The Stability Pact is dead and the European Commission is to blame

by time news

2023-04-26 13:25:17

IIronically, the planned reform of the EU Stability and Growth Pact is of little interest in the country at whose insistence the pact was introduced. The German discussion is dominated by a few old warriors who campaigned for tighter EU budget rules in the 1990s and helped push through the pact.

The rear-guard skirmishes that the Federal Minister of Finance is currently conducting with the EU Commission over the reform proposal that has now been submitted take some account of this clientele, but without being significant. Christian Lindner acts as if his most recent interventions in Brussels have changed the Commission’s proposal. But that’s not correct.
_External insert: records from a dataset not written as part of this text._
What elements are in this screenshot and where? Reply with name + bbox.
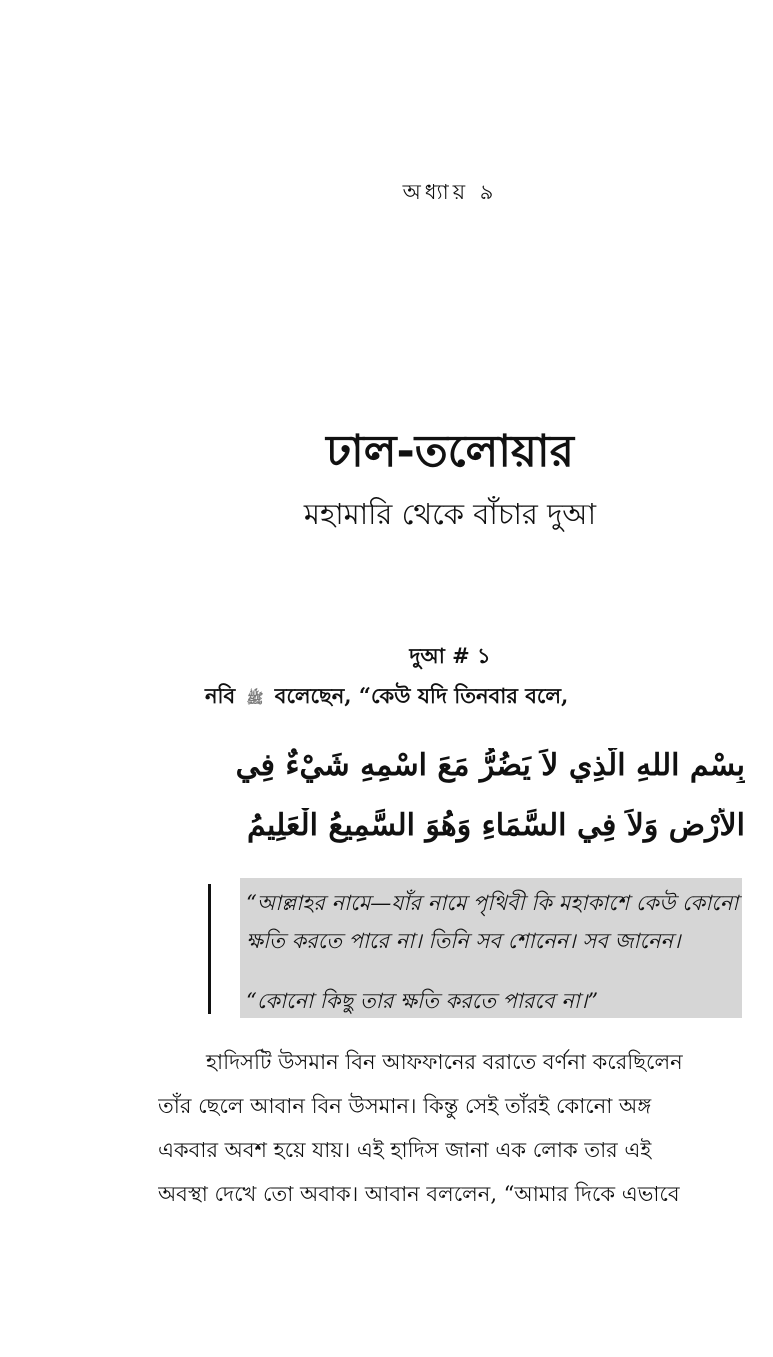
body-line: একবার অবশ হয়ে যায়। এই হাদিস জানা এক লোক তার এই bbox=[158, 1138, 652, 1162]
translation-box bbox=[240, 878, 742, 1018]
body-line: তাঁর ছেলে আবান বিন উসমান। কিন্তু সেই তাঁরই কোনো অঙ্গ bbox=[158, 1094, 652, 1118]
dua-number-label: দুআ # ১ bbox=[409, 643, 491, 668]
dua-intro bbox=[205, 680, 568, 715]
translation-line-1: “আল্লাহর নামে—যাঁর নামে পৃথিবী কি মহাকাশে কেউ কোনো bbox=[246, 891, 739, 915]
translation-line-3: “কোনো কিছু তার ক্ষতি করতে পারবে না।” bbox=[246, 989, 599, 1013]
body-line: হাদিসটি উসমান বিন আফফানের বরাতে বর্ণনা করেছিলেন bbox=[206, 1050, 683, 1074]
intro-prophet-word: নবি bbox=[205, 683, 236, 708]
chapter-label: অধ্যায় ৯ bbox=[402, 180, 498, 204]
chapter-title: ঢাল-তলোয়ার bbox=[326, 426, 574, 477]
pbuh-icon: ﷺ bbox=[246, 691, 264, 707]
intro-text: বলেছেন, “কেউ যদি তিনবার বলে, bbox=[274, 683, 569, 708]
quote-divider-bar bbox=[208, 884, 211, 1014]
chapter-subtitle: মহামারি থেকে বাঁচার দুআ bbox=[303, 497, 597, 531]
body-paragraph bbox=[158, 1040, 742, 1216]
arabic-dua-line-1: بِسْمِ اللهِ الَّذِي لاَ يَضُرُّ مَعَ اسْمِهِ شَيْءٌ فِي bbox=[235, 748, 745, 783]
body-line: অবস্থা দেখে তো অবাক। আবান বললেন, “আমার দিকে এভাবে bbox=[158, 1182, 680, 1206]
quote-spacer bbox=[246, 960, 736, 982]
translation-line-2: ক্ষতি করতে পারে না। তিনি সব শোনেন। সব জানেন। bbox=[246, 929, 681, 953]
arabic-dua-line-2: الأَرْضِ وَلاَ فِي السَّمَاءِ وَهُوَ السَّمِيعُ الْعَلِيمُ bbox=[247, 808, 745, 843]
The disinterest is easily explained. Since the then federal government initially violated the pact without hesitation and then roughly enforced a softening in 2005, the EU budget rules have disappeared from everyday reality in Germany. The euro debt crisis revealed that the soft pact favored massive debt accumulation in the EU. But according to the German interpretation, the southern EU states were always to blame for the high debts.

The main culprit is the Commission itself

On the other hand, there is greater interest in the reform in those university countries that feel that they are still being pilloried, at least formally, by the EU budget control. They want to eliminate the pact as much as possible. Many Italian governments have been outraged that “Brussels” is interfering in their affairs. And Bruno Le Maire is not the first French finance minister to assert that his government will of course meet the EU budget targets in the long term, but unfortunately will have to borrow significantly more in the short term.

It is also ironic that the EU Commission adapts its proposals to the respective target group. For those who will listen, she proclaims the “final end of austerity”. A “modern” economic and financial policy requires new priorities: massive investments must be made in the fight against climate change and digital transformation.

On the other hand, she tells German critics that everyone knows that the pact has not prevented a massive increase in debt in the past. Both are not wrong, but they are not at all suitable as justification for the proposals. The solution to fighting climate change and digital transformation is not more debt. It must consist of spending less elsewhere.

And the fact that the Commission is complaining about the dysfunctionality of the current set of rules is ridiculous. Because the main culprit is itself. The pact once gave the EU authority a powerful instrument that allowed it to effectively control the budgetary policies of the states. In monetary union, with a uniform monetary policy but unchanged national financial policy, it should ensure that national policies develop in a solid and more or less the same way – and impose sanctions if necessary.

The Commission missed this opportunity. Yes, it was under a lot of pressure from all Member States. But Commission President Romano Prodi spoke of a “stupid pact”. And Commission chief Jean-Claude Juncker admitted that he would always stretch the pact for France without limits.

The illusion of the Pact Fathers is dead

Today’s claim that the rules would work better if the Commission were given even more powers than before is therefore just absurd. Admittedly, the budgetary control by the EU authority outlined in the pact has long ceased to be politically attractive. During the euro crisis, the Commission was pleased to see that the ESM crisis fund helped the debt-ridden countries out of trouble and that the European Central Bank acted as the real “savior of the euro”. Since then, solid budgets have no longer counted, on the contrary: During the pandemic, the Commission also (helped) enforce the EU to take on debt itself.

Because this strengthens their political influence, it is only logical that the EU authority has no interest in budget control in general. The Commission’s proposals are not historical because the pact has been dead since 2005. Now, to the delight of the EU authorities and some member states, it is only being buried deeper. At the same time, an illusion of the fathers of the pact is finally buried: that the budgetary policy of the member states can be limited by generally applicable EU rules.